En accélérant la fonte des glaciers et en modifiant la répartition des masses d’eau à la surface de notre planète, le changement climatique a modifié l’emplacement des pôles et l’axe de rotation de la Terre, selon une étude scientifique.
Quelques degrés de plus, et la Terre ne tourne plus rond. Selon une étude (en anglais) publiée mercredi 21 avril dans la revue Geophysical Research Letters, le changement climatique, et plus précisément la fonte des glaciers, a entraîné un changement de l’axe de rotation de notre planète dans les années 1990.
En plus de tourner autour du soleil, la Terre tourne sur elle-même autour de l’axe des pôles géographiques, une droite imaginaire qui relie le pôle Nord au pôle Sud. L’emplacement de ces pôles est toujours en mouvement. Mais, en 1995, la direction de la dérive polaire s’est brutalement déplacée du sud vers l’est, indique l’étude réalisée par des scientifiques de l’université de l’Académie des sciences de Chine. La dérive est également bien plus rapide depuis cette date, puisque sa vitesse moyenne entre 1995 et 2020 a été multipliée par dix-sept par rapport à celle enregistrée entre 1981 et 1995.
Parmi les facteurs de cette dérive, la répartition de l’eau à la surface de la Terre — aussi appelée stockage de l’eau sur Terre — bouleversée par le changement climatique. « La fonte plus rapide des glaces sous l’effet du réchauffement climatique est la cause la plus probable du changement de direction de la dérive polaire dans les années 1990 », indique ainsi Shanshan Deng, doctorante à l’Institut des sciences géographiques et de la recherche sur les ressources naturelles de l’université de l’Académie des sciences de Chine et autrice principale de l’étude.
Des données recueillies par satellite
La fonte des glaciers en Alaska, au Groenland, dans les Andes méridionales, en Antarctique, dans le Caucase et au Moyen-Orient s’est accélérée au milieu des années 1990, devenant le principal moteur poussant les pôles de la Terre à une dérive soudaine et rapide vers 26° E à un rythme de 3,28 millimètres (0,129 pouce) par an.

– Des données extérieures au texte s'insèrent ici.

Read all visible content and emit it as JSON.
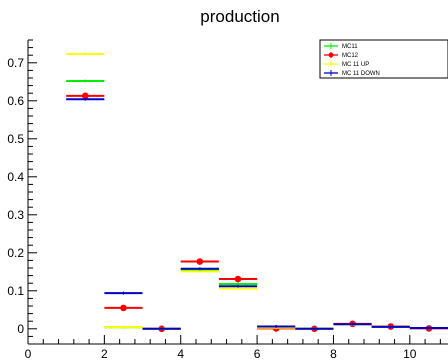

L’intensité de la couleur sur la carte montre où les changements dans l’eau stockée sur Terre (principalement sous forme de glace) ont eu l’effet le plus fort sur le mouvement des pôles entre avril 2004 et juin 2020. Les graphiques en médaillon représentent le changement de la masse des glaciers (en noir) et le changement calculé de l’eau sur terre (en bleu) dans les régions où l’influence est la plus forte. Crédit : Deng et al (2021), {Geophysical Research Letters}/AGU.

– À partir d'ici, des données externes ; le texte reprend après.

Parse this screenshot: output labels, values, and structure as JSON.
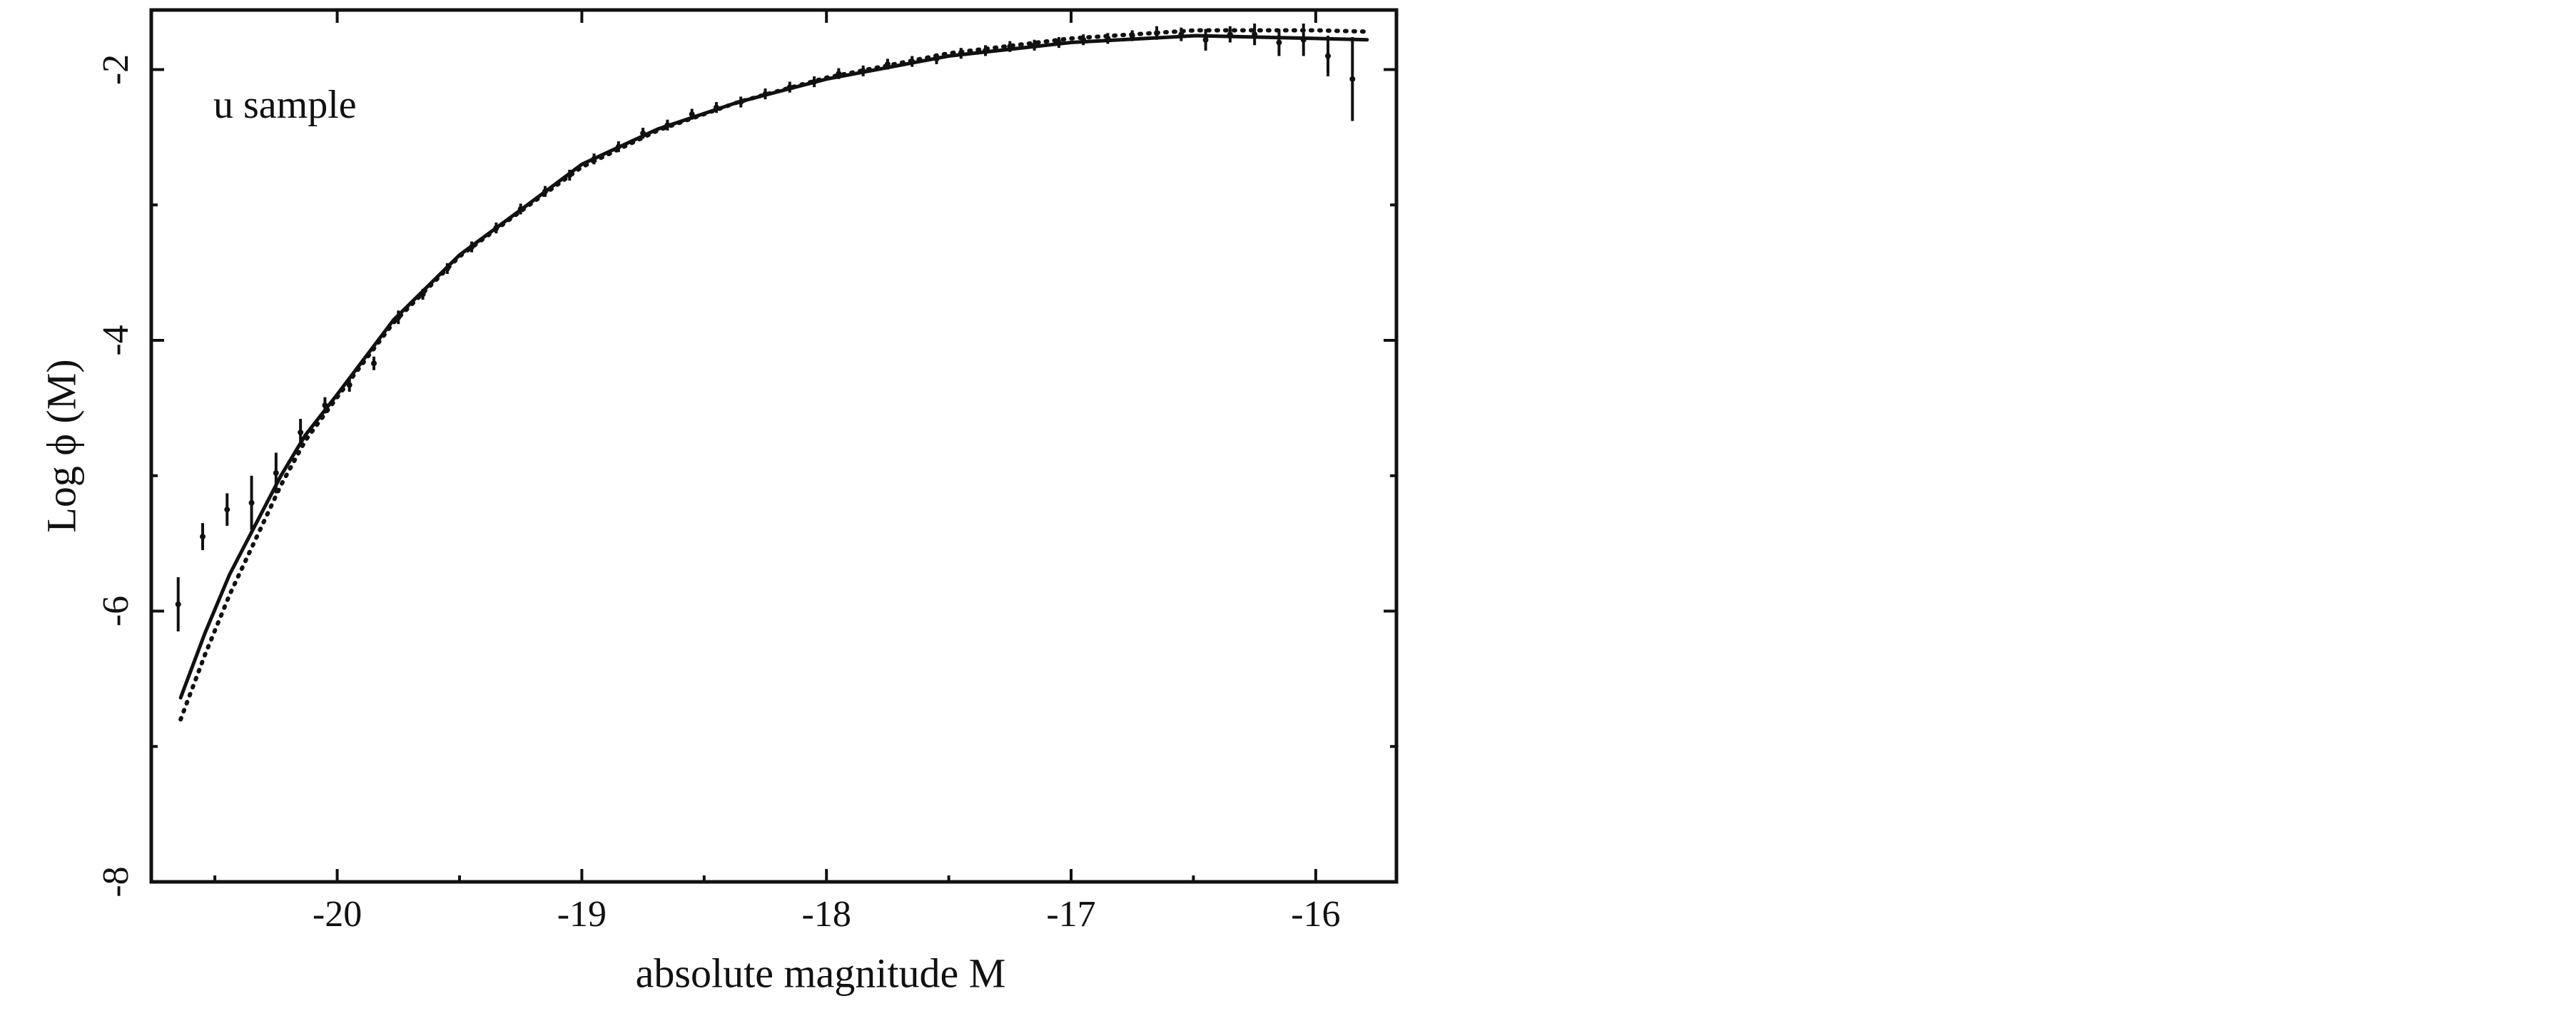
{
  "chart_data": {
    "type": "errorbar",
    "xlabel": "absolute magnitude M",
    "ylabel": "Log ϕ (M)",
    "annotation": "u sample",
    "xlim": [
      -20.76,
      -15.67
    ],
    "ylim": [
      -8,
      -1.56
    ],
    "xticks": [
      -20,
      -19,
      -18,
      -17,
      -16
    ],
    "yticks": [
      -8,
      -6,
      -4,
      -2
    ],
    "x_minor_ticks": [
      -20.5,
      -19.5,
      -18.5,
      -17.5,
      -16.5
    ],
    "y_minor_ticks": [
      -7,
      -5,
      -3
    ],
    "color": "#111111",
    "points": {
      "x": [
        -20.65,
        -20.55,
        -20.45,
        -20.35,
        -20.25,
        -20.15,
        -20.05,
        -19.95,
        -19.85,
        -19.75,
        -19.65,
        -19.55,
        -19.45,
        -19.35,
        -19.25,
        -19.15,
        -19.05,
        -18.95,
        -18.85,
        -18.75,
        -18.65,
        -18.55,
        -18.45,
        -18.35,
        -18.25,
        -18.15,
        -18.05,
        -17.95,
        -17.85,
        -17.75,
        -17.65,
        -17.55,
        -17.45,
        -17.35,
        -17.25,
        -17.15,
        -17.05,
        -16.95,
        -16.85,
        -16.75,
        -16.65,
        -16.55,
        -16.45,
        -16.35,
        -16.25,
        -16.15,
        -16.05,
        -15.95,
        -15.85
      ],
      "values": [
        -5.95,
        -5.45,
        -5.25,
        -5.2,
        -4.98,
        -4.68,
        -4.48,
        -4.33,
        -4.17,
        -3.83,
        -3.66,
        -3.47,
        -3.31,
        -3.17,
        -3.03,
        -2.9,
        -2.78,
        -2.66,
        -2.57,
        -2.47,
        -2.41,
        -2.33,
        -2.28,
        -2.24,
        -2.18,
        -2.13,
        -2.09,
        -2.03,
        -2.01,
        -1.96,
        -1.94,
        -1.92,
        -1.88,
        -1.86,
        -1.83,
        -1.82,
        -1.8,
        -1.78,
        -1.77,
        -1.75,
        -1.73,
        -1.74,
        -1.78,
        -1.74,
        -1.74,
        -1.8,
        -1.78,
        -1.9,
        -2.07
      ],
      "errors": [
        0.2,
        0.1,
        0.12,
        0.2,
        0.15,
        0.1,
        0.06,
        0.05,
        0.05,
        0.05,
        0.04,
        0.04,
        0.04,
        0.04,
        0.04,
        0.04,
        0.04,
        0.04,
        0.04,
        0.04,
        0.04,
        0.04,
        0.04,
        0.04,
        0.04,
        0.04,
        0.04,
        0.04,
        0.04,
        0.04,
        0.04,
        0.04,
        0.04,
        0.04,
        0.04,
        0.04,
        0.04,
        0.04,
        0.04,
        0.04,
        0.05,
        0.05,
        0.08,
        0.06,
        0.08,
        0.1,
        0.12,
        0.15,
        0.31
      ]
    },
    "fits": [
      {
        "style": "solid",
        "x": [
          -20.64,
          -20.54,
          -20.44,
          -20.23,
          -20.13,
          -20,
          -19.77,
          -19.5,
          -19.23,
          -19,
          -18.69,
          -18.36,
          -18,
          -17.5,
          -17,
          -16.49,
          -16,
          -15.79
        ],
        "values": [
          -6.64,
          -6.16,
          -5.73,
          -5.0,
          -4.7,
          -4.4,
          -3.85,
          -3.37,
          -3.01,
          -2.7,
          -2.44,
          -2.24,
          -2.07,
          -1.9,
          -1.8,
          -1.75,
          -1.77,
          -1.78
        ]
      },
      {
        "style": "dotted",
        "x": [
          -20.64,
          -20.54,
          -20.44,
          -20.23,
          -20.13,
          -20,
          -19.77,
          -19.5,
          -19.23,
          -19,
          -18.69,
          -18.36,
          -18,
          -17.5,
          -17,
          -16.49,
          -16,
          -15.79
        ],
        "values": [
          -6.8,
          -6.32,
          -5.88,
          -5.07,
          -4.74,
          -4.42,
          -3.87,
          -3.38,
          -3.02,
          -2.72,
          -2.45,
          -2.24,
          -2.06,
          -1.88,
          -1.77,
          -1.71,
          -1.71,
          -1.72
        ]
      }
    ]
  }
}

Pour en arriver à cette conclusion, la doctorante et son équipe se sont appuyés sur les données recueillies par les deux satellites de Grace (Gravity Recovery and Climate Experiment), menée par la Nasa et le Centre aérospatial allemand. Cette mission, menée en 2002 puis en 2018, avait pour objectif de mesurer les changements de gravité en différents points de la planète pour calculer la répartition globale des masses d’eau. Ces données avaient déjà permis de déterminer les causes de changements ultérieurs dans l’axe polaire. « L’objectif de ce projet, financé par le ministère chinois des Sciences et des Technologies, était d’explorer la relation entre l’eau et le mouvement polaire », explique Suxia Liu, hydrologue à l’Institut de recherche sur les sciences géographiques et les ressources naturelles de l’université de l’Académie des sciences de Chine et auteur correspondant de l’étude.
Le changement dans l’axe polaire survenu en 1995 ne s’explique pas uniquement par la fonte des glaciers, dit Shanshan Deng. La doctorante émet ainsi l’hypothèse que d’autres changements dans le stockage de l’eau terrestre, liés par exemple au pompage intensif des eaux souterraines pour l’agriculture, auraient participé à ce phénomène.